The rapid pace of the digitisation of business has brought immense benefits. However, it has also introduced new threats to the organisation. These can be impossible to predict, difficult to contain, and costly to remediate.
Introducing zero trust architecture
Until relatively recently, perimeter-based network security models were considered the most effective approaches to protecting an organisation’s assets. However, since 2019 the UK’s National Cyber Security Centre (NSCS) has recommended that Enterprise architects consider a ‘zero trust’ approach to IT architecture.
The early driver for zero trust architectures was ecommerce, where it is impossible to assume safe passage of data between merchant and consumer across the internet. This led to the ubiquitous deployment of browser-based authentication and encryption, negating the need for either party to concern themselves about the integrity of the network.
Zero trust architecture derives its name from its core assumption that the network is already compromised. Therefore, it cannot be trusted. Instead, trust is established at application layer, within encrypted sessions between mutually authenticated endpoints. Consequently, the security of the session does not rely on the presence of a trusted network. Instead, it relies on the integrity of the endpoint and user identities.
The principles of zero trust architecture
Identity and authentication, therefore, are key to zero trust architecture. In fact, four of the six “zero trust principles” highlighted by the NCSC are directly related to identity and access management (IAM).
A single strong source of identity
A consistent, overarching system of identity enables applications to reliably identify users. Users’ identities must be based on the most authoritative sources of data. This ensures that users’ digital identities keep in step with reality.

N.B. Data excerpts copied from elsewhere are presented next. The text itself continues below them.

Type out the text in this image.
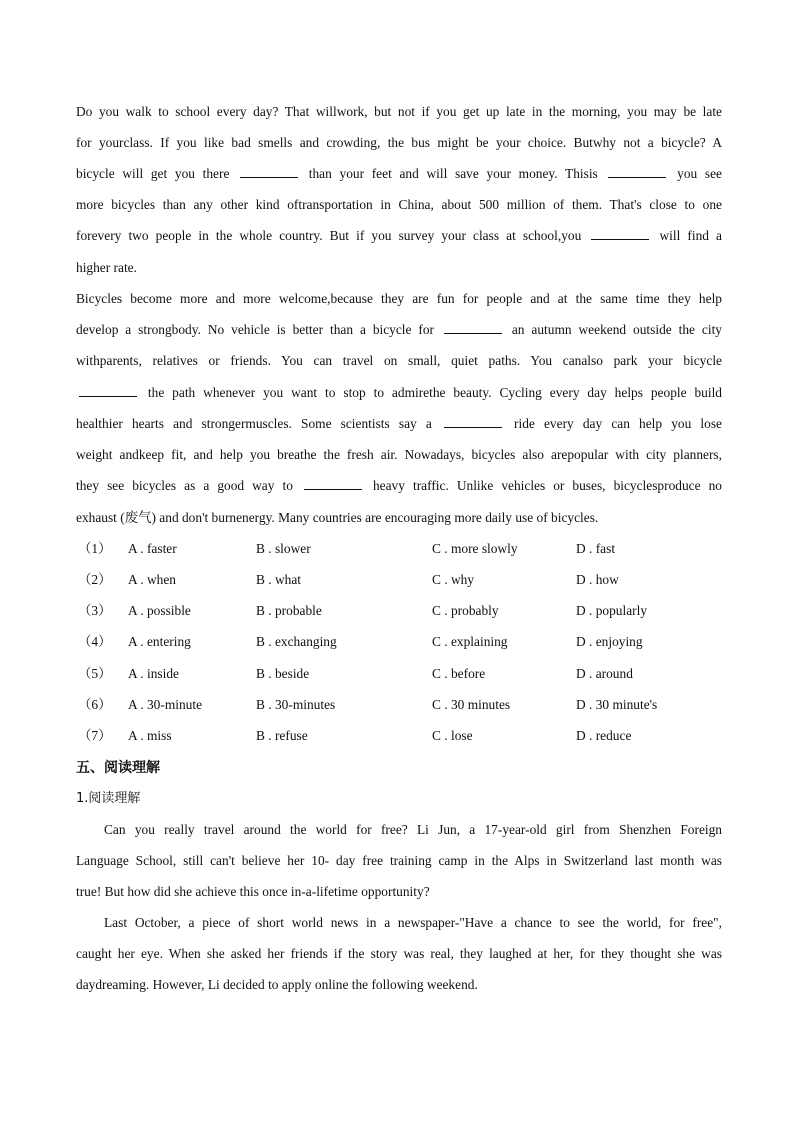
Do you walk to school every day? That willwork, but not if you get up late in the morning, you may be late
for yourclass. If you like bad smells and crowding, the bus might be your choice. Butwhy not a bicycle? A
bicycle will get you there	than your feet and will save your money. Thisis	you see
more bicycles than any other kind oftransportation in China, about 500 million of them. That's close to one
forevery two people in the whole country. But if you survey your class at school,you	will find a
higher rate.
Bicycles become more and more welcome,because they are fun for people and at the same time they help
develop a strongbody. No vehicle is better than a bicycle for	an autumn weekend outside the city
withparents, relatives or friends. You can travel on small, quiet paths. You canalso park your bicycle
the path whenever you want to stop to admirethe beauty. Cycling every day helps people build
healthier hearts and strongermuscles. Some scientists say a	ride every day can help you lose
weight andkeep fit, and help you breathe the fresh air. Nowadays, bicycles also arepopular with city planners,
they see bicycles as a good way to	heavy traffic. Unlike vehicles or buses, bicyclesproduce no
exhaust (废气) and don't burnenergy. Many countries are encouraging more daily use of bicycles.
（1） A . faster	B . slower	C . more slowly	D . fast
（2） A . when	B . what	C . why	D . how
（3） A . possible	B . probable	C . probably	D . popularly
（4） A . entering	B . exchanging	C . explaining	D . enjoying
（5） A . inside	B . beside	C . before	D . around
（6） A . 30-minute	B . 30-minutes	C . 30 minutes	D . 30 minute's
（7） A . miss	B . refuse	C . lose	D . reduce
五、阅读理解
1.阅读理解
Can you really travel around the world for free? Li Jun, a 17-year-old girl from Shenzhen Foreign
Language School, still can't believe her 10- day free training camp in the Alps in Switzerland last month was
true! But how did she achieve this once in-a-lifetime opportunity?
Last October, a piece of short world news in a newspaper-"Have a chance to see the world, for free",
caught her eye. When she asked her friends if the story was real, they laughed at her, for they thought she was
daydreaming. However, Li decided to apply online the following weekend.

Users must prove their identity by authenticating when accessing any system. Single sign on (SSO) can be used to avoid repeating authentication. Multifactor authentication (MFA) can be used to secure users’ SSO credentials from misuse, if compromised.
Access control policies within an application
Recent applications that support modern approaches to identity can be exposed directly to users. Access decisions are taken by the application based on user information provided by the institution’s authentication system at time of access.
Authorisation policies to access an application
Legacy applications that do not support modern approaches to identity can be segregated behind an SSO-enabled portal. The portal is used to manage authorisation policies and enforce them, based on users’ authenticated identities.
The other two principles (machine authentication and machine integrity) are closely aligned to these. They are concerned with the identity of devices (rather than users) and authorisation based on software configuration (rather than a user’s entitlements).
Planning your organisation’s zero trust strategy
A zero trust architecture requires a conscious pivot to rethink security through the lens of identity rather than the network.
While the detail will vary between organisations, your planning should consider the following key issues:
- It is important to have a full inventory and understanding of the user types and roles within the organisation and the processes concerned with the registration and maintenance of these. This information is usually stored within authoritative sources such as the human resources (HR) and customer relationship management (CRM) systems. This information informs the privileges accorded to the user types and roles needed to grant access to services.
- The organisation needs an IAM solution that can create and maintain the single strong source of identity based on this information. It must also authenticate users, and authorise their access or provision authorisation information to services.
- Finally, the business’ applications and networking infrastructure must be architected to provision access to services based on authenticated and authorised user identities. This will sometimes include other contextual or compliance information, such as machine health. The network should focus on connecting users to services, efficiently and effectively, and the IAM solution on security policy enforcement.
Finally, because zero trust touches all aspects of an organisation’s digital architecture, it should be treated holistically. This requires a strategy that joins together a range of activities across the business, rather than a discrete project.
Zero trust architecture shifts the focus from the network to identity, delivering more secure outcomes that are centred on the end user’s needs. Implementing a zero trust architecture requires rethinking and retooling some aspects of provision. However, a gradual transition is achievable for most organisations through incremental change. The key consideration is the IAM solution that underpins the identity and authentication requirements of zero trust, and its integration within the organisation’s digital architecture.